After two years of preparatory work and negotiations, the Commission presented its proposal for a revised Decision on criteria and methodologies for determining good environmental status of European seas. While the legislation is now clearer and promotes stronger regional cooperation, some important safeguards are still missing to ensure an adequate level of protection of our seas and ocean. The legislation not only lacks an independent process to decide when Good Environmental Status is achieved but also has some inconsistencies with other European environmental policies. Seas At Risk, together with other NGOs, urged the Commission to address these issues.

The objective of the Marine Directive is to reach Good Environmental Status of the European seas and ocean by 2020. This means that oceans and seas should be clean, healthy and productive and different uses of the marine resources should be conducted at a sustainable level.

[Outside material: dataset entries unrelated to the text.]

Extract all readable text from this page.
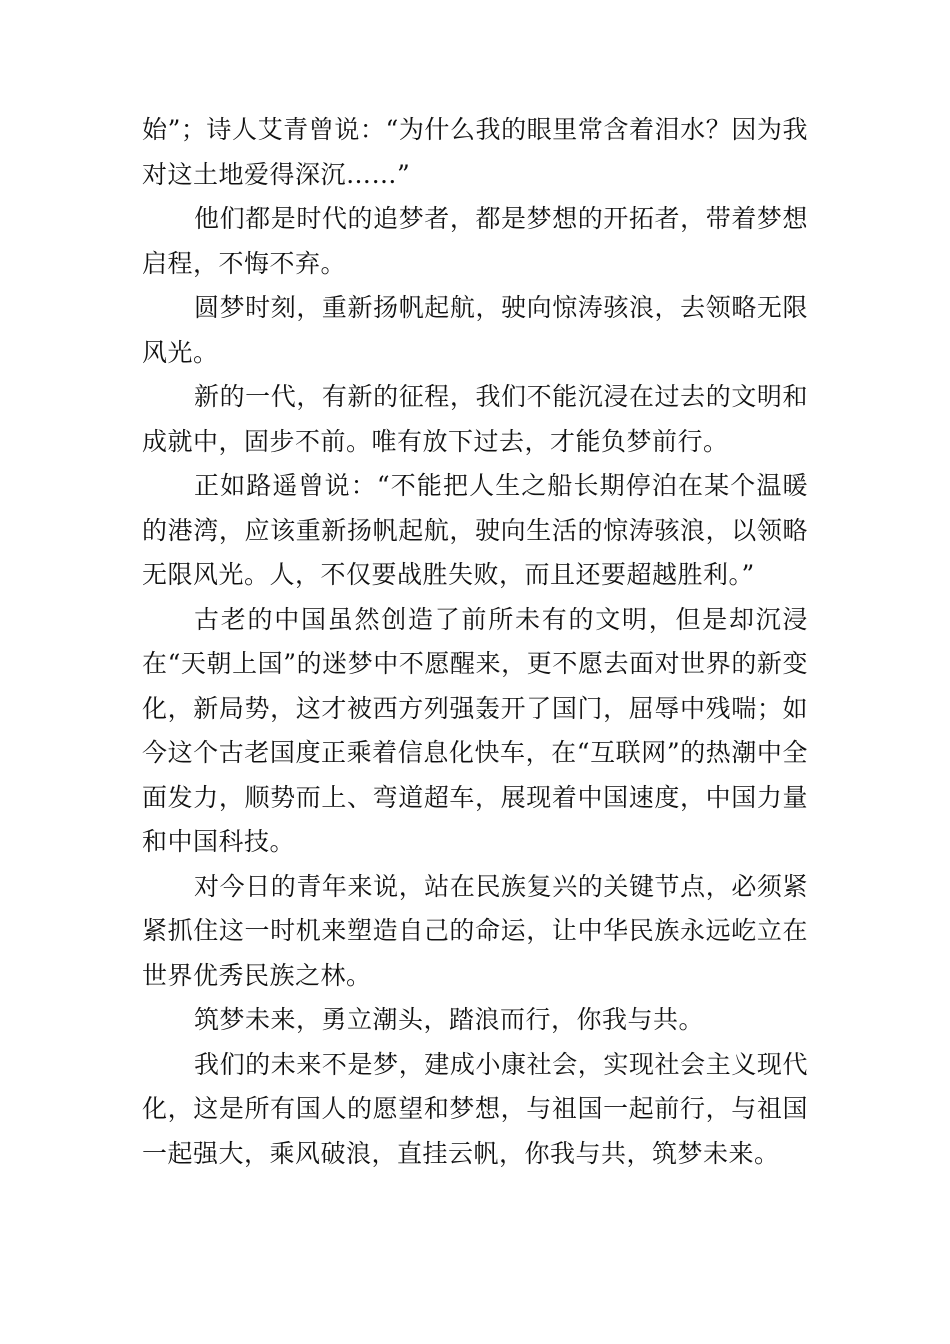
始”；诗人艾青曾说：“为什么我的眼里常含着泪水？因为我对这土地爱得深沉……”

他们都是时代的追梦者，都是梦想的开拓者，带着梦想启程，不悔不弃。

圆梦时刻，重新扬帆起航，驶向惊涛骇浪，去领略无限风光。

新的一代，有新的征程，我们不能沉浸在过去的文明和成就中，固步不前。唯有放下过去，才能负梦前行。

正如路遥曾说：“不能把人生之船长期停泊在某个温暖的港湾，应该重新扬帆起航，驶向生活的惊涛骇浪，以领略无限风光。人，不仅要战胜失败，而且还要超越胜利。”

古老的中国虽然创造了前所未有的文明，但是却沉浸在“天朝上国”的迷梦中不愿醒来，更不愿去面对世界的新变化，新局势，这才被西方列强轰开了国门，屈辱中残喘；如今这个古老国度正乘着信息化快车，在“互联网”的热潮中全面发力，顺势而上、弯道超车，展现着中国速度，中国力量和中国科技。

对今日的青年来说，站在民族复兴的关键节点，必须紧紧抓住这一时机来塑造自己的命运，让中华民族永远屹立在世界优秀民族之林。

筑梦未来，勇立潮头，踏浪而行，你我与共。

我们的未来不是梦，建成小康社会，实现社会主义现代化，这是所有国人的愿望和梦想，与祖国一起前行，与祖国一起强大，乘风破浪，直挂云帆，你我与共，筑梦未来。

The standards and the criteria to establish what Good Environmental Status is, were defined in 2010 in a separate piece of European legislation (Decision on criteria and methodological standards on good environmental status of marine waters). However, the criteria turned out to be too complex to be properly implemented and did not always reflect the reality of marine conservation and management. As a consequence, they needed to be revised. After a 2-year process consulting Member States, experts and, on occasions, stakeholders, the Commission put the revised Decision on Good Environmental Status to public consultation in September-October. Seas At Risk coordinated a response of European environmental NGOs.

On the positive side, the revised list of criteria and standards is clearer and it increases chances of having a similar level of protection across European seas. Member States are encouraged to work more closely together, either in the context of the Regional Sea Conventions or in EU-level working groups. However, Seas At Risk and other NGOs believe that the text still has some fundamental shortcomings.

The main issue is the lack of an independent process to decide if Good Environmental Status is achieved. For the moment, Member States are free to set their own thresholds between what is considered ‘good status’ and what is considered ‘not good status’ – although they are encouraged to do this in coordination with their neighbours. An independent assessment is however not foreseen. To avoid this problem, NGOs suggests introducing safeguards to ensure that the thresholds set by Member States’ are based on the best available science, based on the precautionary principle and assessed and approved by the Commission.

NGOs also found inconsistencies of the revised Decision with other EU environmental policies. For instance, if the text is left as it is, Member States will be able to allow the destruction of a certain proportion of habitats due to a human activity (like bottom trawling). This goes against the objectives set by the EU Biodiversity strategy (which aims to halt biodiversity loss) as well as the spirit of the Marine Directive itself which requires that marine biodiversity is maintained and improved.